The night he left without even a goodbye was the moment I realized he was a selfish twat and decided I was done with him; we had not spoken since.  I had tried to be his friend before that night, I thought I could do it, but I realized I was just torturing myself.  I thought back to the pain I felt that first night in September and my heart solidified again.
I decided I to focus instead on getting organized for my trip… and possibly seducing Derrick while I still had the chance.


The next day I tried in vain to brush out my now dreaded hair.  I used a bottle of olive oil, an entire bottle of conditioner, a bottle of detangler spray, 4 hours of elbow grease and nearly broke my brush but it was no use.  I began to panic at the very real chance that I may have to cut out my hair… on the top of my head… close to my scalp.
I took a deep breath, my eyes welled up as I began cutting through the strands.

Kennedy showed up and tried to convince me to attend the lodge staff party, a poker night, to get stoned and eat all of the free food.  I put on a hat and agreed as I really needed a drink to console me.

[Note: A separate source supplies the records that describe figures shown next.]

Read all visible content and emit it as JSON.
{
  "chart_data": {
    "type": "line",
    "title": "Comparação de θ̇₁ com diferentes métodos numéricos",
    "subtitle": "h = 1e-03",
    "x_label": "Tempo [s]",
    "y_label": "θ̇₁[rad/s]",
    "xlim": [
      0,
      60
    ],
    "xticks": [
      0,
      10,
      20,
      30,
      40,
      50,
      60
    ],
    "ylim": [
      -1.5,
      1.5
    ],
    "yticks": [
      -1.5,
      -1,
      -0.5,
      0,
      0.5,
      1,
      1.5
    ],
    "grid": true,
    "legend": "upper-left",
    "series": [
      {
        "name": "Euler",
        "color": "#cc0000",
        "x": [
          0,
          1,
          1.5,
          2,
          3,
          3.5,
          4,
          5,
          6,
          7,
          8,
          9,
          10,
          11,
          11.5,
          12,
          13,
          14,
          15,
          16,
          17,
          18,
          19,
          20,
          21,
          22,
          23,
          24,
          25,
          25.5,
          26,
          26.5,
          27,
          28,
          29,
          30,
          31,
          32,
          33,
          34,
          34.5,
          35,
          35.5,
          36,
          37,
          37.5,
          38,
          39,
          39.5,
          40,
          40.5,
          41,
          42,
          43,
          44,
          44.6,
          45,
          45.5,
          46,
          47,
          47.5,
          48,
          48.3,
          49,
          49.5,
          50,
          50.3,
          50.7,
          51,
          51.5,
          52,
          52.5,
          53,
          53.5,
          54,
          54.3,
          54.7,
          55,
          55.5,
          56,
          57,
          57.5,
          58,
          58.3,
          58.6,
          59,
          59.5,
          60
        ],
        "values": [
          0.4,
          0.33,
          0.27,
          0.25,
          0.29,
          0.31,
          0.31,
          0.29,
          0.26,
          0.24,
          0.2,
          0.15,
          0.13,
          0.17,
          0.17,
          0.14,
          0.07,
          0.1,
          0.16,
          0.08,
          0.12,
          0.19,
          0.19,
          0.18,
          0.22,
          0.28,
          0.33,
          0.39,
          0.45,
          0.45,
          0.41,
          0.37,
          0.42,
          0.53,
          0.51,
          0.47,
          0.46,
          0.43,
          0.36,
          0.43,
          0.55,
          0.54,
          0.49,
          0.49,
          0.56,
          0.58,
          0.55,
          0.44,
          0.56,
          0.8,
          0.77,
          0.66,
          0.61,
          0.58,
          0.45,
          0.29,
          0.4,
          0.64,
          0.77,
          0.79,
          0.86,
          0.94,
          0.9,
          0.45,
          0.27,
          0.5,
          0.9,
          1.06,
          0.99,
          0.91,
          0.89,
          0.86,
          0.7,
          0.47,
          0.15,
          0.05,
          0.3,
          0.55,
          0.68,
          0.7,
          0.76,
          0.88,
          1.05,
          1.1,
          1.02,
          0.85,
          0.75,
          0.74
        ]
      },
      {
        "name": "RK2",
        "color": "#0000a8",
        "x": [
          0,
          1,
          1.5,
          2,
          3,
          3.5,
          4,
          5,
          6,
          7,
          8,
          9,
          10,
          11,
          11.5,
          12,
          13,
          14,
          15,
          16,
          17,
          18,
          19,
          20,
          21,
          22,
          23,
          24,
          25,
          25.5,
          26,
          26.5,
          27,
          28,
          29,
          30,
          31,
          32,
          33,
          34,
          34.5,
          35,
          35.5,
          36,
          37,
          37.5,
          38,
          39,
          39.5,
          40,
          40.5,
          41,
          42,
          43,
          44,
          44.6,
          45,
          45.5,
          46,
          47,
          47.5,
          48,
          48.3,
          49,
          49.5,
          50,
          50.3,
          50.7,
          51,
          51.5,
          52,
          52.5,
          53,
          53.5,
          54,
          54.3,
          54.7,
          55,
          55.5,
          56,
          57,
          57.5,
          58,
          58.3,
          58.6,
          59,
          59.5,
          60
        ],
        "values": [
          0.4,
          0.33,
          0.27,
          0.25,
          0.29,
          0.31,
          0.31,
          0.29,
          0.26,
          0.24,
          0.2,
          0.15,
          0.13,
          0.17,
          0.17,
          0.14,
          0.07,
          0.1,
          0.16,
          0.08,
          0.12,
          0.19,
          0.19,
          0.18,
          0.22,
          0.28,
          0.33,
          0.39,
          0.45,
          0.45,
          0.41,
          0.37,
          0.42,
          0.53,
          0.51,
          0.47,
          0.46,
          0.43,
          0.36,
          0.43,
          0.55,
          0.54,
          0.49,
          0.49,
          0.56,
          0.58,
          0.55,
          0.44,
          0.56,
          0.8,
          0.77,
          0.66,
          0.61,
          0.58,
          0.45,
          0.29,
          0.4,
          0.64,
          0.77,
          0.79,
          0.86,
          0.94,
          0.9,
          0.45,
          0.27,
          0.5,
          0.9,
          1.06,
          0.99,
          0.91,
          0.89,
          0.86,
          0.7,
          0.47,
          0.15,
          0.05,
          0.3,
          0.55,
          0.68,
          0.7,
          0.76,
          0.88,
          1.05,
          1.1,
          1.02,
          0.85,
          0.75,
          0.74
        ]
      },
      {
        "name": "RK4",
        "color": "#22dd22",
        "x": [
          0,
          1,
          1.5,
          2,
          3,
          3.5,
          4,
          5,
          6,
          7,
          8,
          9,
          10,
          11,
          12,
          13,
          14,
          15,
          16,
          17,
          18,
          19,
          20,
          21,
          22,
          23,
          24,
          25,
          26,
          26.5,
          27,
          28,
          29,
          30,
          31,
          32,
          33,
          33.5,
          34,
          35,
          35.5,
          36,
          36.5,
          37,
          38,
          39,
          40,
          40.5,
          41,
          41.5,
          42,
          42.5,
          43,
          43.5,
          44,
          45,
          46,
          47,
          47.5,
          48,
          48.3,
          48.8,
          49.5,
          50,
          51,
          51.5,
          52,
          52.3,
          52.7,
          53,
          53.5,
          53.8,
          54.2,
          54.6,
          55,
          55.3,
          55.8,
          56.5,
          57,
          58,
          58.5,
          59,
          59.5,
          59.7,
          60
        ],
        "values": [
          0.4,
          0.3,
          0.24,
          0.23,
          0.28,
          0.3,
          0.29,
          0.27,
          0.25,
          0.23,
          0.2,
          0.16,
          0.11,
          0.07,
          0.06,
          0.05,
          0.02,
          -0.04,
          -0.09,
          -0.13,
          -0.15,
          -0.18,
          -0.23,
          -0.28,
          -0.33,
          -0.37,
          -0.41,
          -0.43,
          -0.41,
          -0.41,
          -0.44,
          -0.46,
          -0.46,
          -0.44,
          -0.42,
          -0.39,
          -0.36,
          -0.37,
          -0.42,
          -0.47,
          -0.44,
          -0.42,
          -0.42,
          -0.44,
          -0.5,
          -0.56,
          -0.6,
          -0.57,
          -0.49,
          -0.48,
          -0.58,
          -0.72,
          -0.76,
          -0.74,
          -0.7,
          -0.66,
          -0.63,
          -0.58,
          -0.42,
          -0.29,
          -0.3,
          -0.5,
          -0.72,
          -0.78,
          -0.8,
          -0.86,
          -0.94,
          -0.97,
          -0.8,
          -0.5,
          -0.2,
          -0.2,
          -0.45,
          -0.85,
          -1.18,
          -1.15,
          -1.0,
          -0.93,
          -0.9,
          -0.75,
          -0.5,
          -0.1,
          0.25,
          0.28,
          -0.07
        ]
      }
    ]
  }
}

It was Derrick’s last night night in town so I built up some liquid courage and stopped by Jack’s house.  I stayed up late watching a dumb movie and trying to flirt with Derrick.  I didn’t know how to go about asking him to spend the night with me so I kept making physical contact and commenting on how tired I felt.  We both headed off to bed and he tried to door of the van, “It’s locked… I guess I’m sleeping on the couch tonight.”
Now’s my opportunity!
I mustered up all of my courage.
“You could sleep at my house,” I suggested sheepishly. “I have a big comfy bed.”
“Uhhmmmm… yeah… sure,” he finally agreed after a long hesitation.
Oh my god, what have I said?  That was way too forward, he’s definitely not into it!
“Never mind,” I quickly responded, “That would be weird…”
“Okay, well have fun in New Zealand,” he said while giving me a fast hug and turning towards the house.  “I’m sure we’ll meet again someday.”
Damn!
I walked home sadly, cursing myself and him for being far too awkward.
I think I may need to work on my flirting skills.